Mould, an appraiser for the BBC’s “Antique Roadshow”, is also an owner of a gallery in London which specialises in antique portraits. As an aside, I have visited the gallery in the past to see his collection but did not know that this book was written by the gallery’s owner until I read the credits. As a book reviewer, I have no reason to falsely rave about his book, even though I have enjoyed visiting his gallery. I suppose that being a fan of antique portraits gave me the impetus to read and review the book, however.
Mould takes five or so examples of “found” paintings – one from his “Antique Roadshow” – and writes how instinct and education about a painter, his other work, the painting’s subject’s history, and other “intangables’ go into Mould and his staff taking on an often dirty and undistinguished painting on the chance that the painting is “the real thing” – a real Rembrandt, a real Homer Winslow, etc. Probably the most interesting story was that of a Norman Rockwell painting on display at the Rockwell Museum in Massachusetts that…wasn’t. Wasn’t the “real” Rockwell painting, but rather one done by a disciple of Rockwell, who copied the original for reasons sort of murky, and donated to the museum. The “real” Rockwell was found by the copier’s sons after his death and turned over to the museum.

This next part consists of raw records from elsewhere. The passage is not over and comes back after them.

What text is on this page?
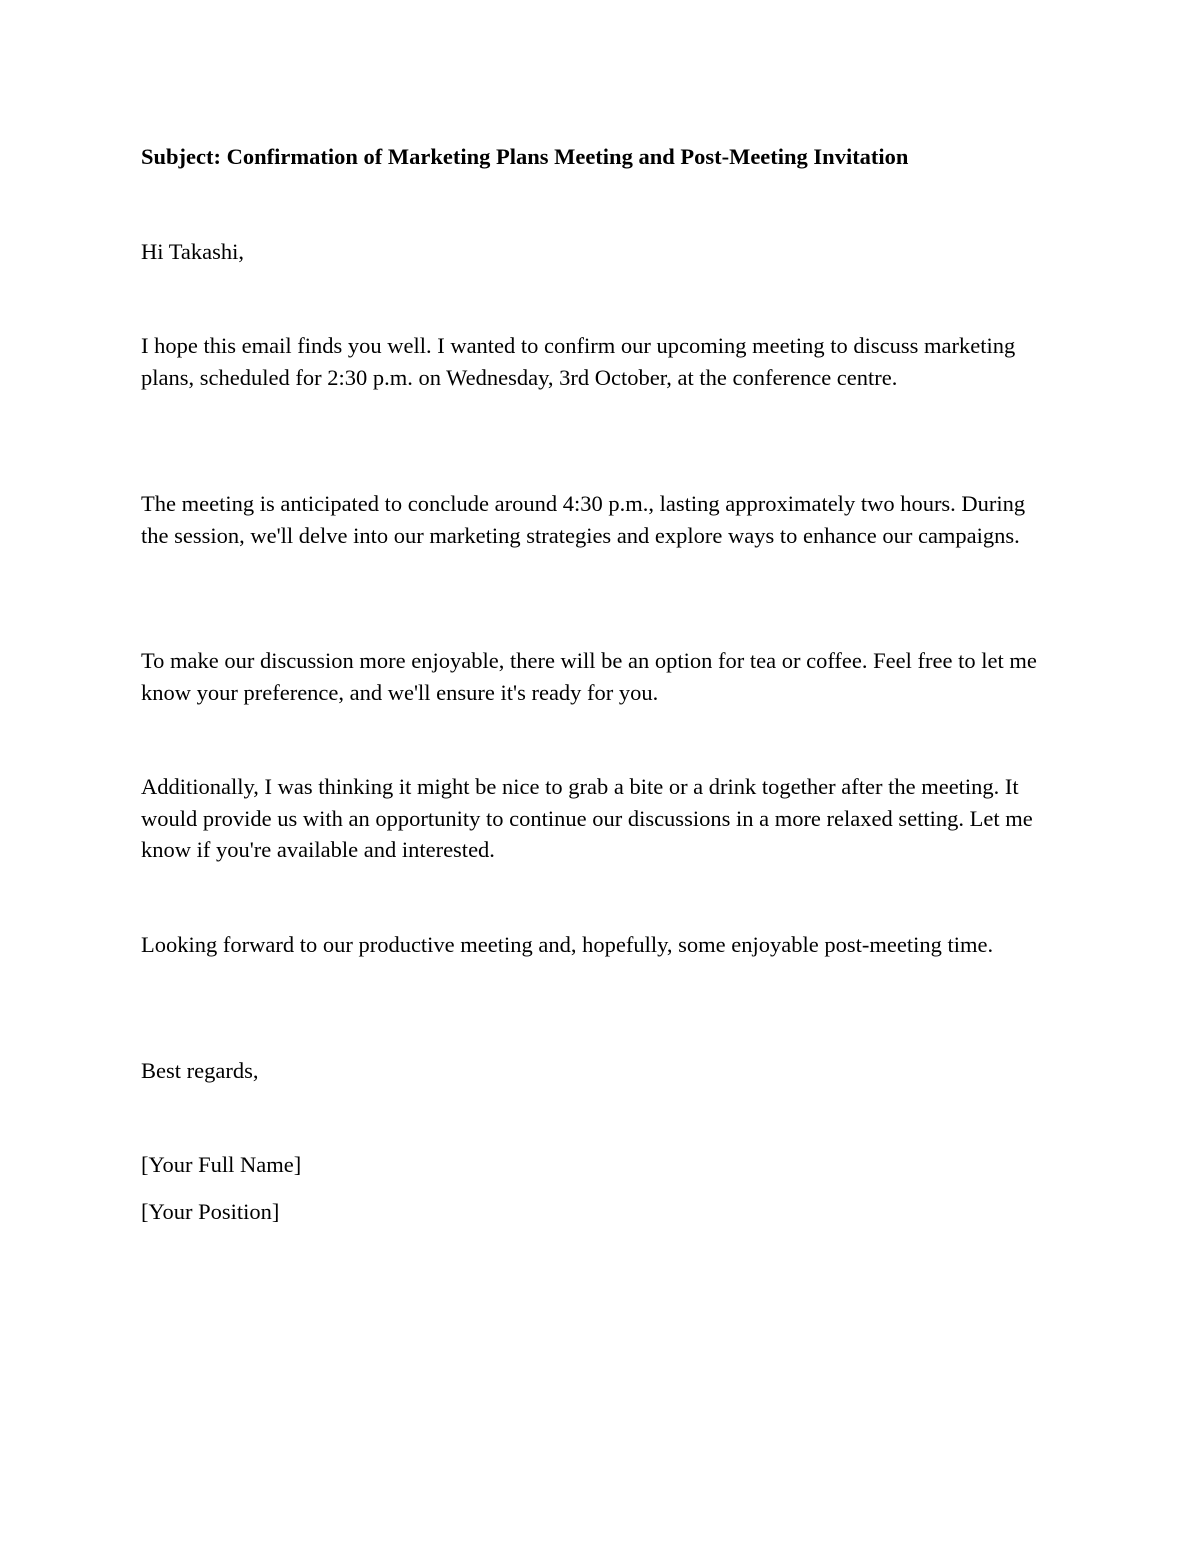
Subject: Confirmation of Marketing Plans Meeting and Post-Meeting Invitation

Hi Takashi,

I hope this email finds you well. I wanted to confirm our upcoming meeting to discuss marketing plans, scheduled for 2:30 p.m. on Wednesday, 3rd October, at the conference centre.

The meeting is anticipated to conclude around 4:30 p.m., lasting approximately two hours. During the session, we'll delve into our marketing strategies and explore ways to enhance our campaigns.

To make our discussion more enjoyable, there will be an option for tea or coffee. Feel free to let me know your preference, and we'll ensure it's ready for you.

Additionally, I was thinking it might be nice to grab a bite or a drink together after the meeting. It would provide us with an opportunity to continue our discussions in a more relaxed setting. Let me know if you're available and interested.

Looking forward to our productive meeting and, hopefully, some enjoyable post-meeting time.

Best regards,

[Your Full Name]

[Your Position]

The other examples Mould cites are almost as interesting. Each is a story in-and-of-itself, and most end conclusively. The last painting in the book, that of a Winslow Homer, “found” in Ireland of all places, has
been the subject of ownership dispute which have not been worked out yet.
Mould’s book is a wonderful read for those interested in art history and in art restoration. Some of the paintings found did not need massive restoration but a few did and Mould recounts the intricacies of physical restoration. Not a long book, Mould makes the most of his subject with descriptions and interviews with his fellow art historians and sellers.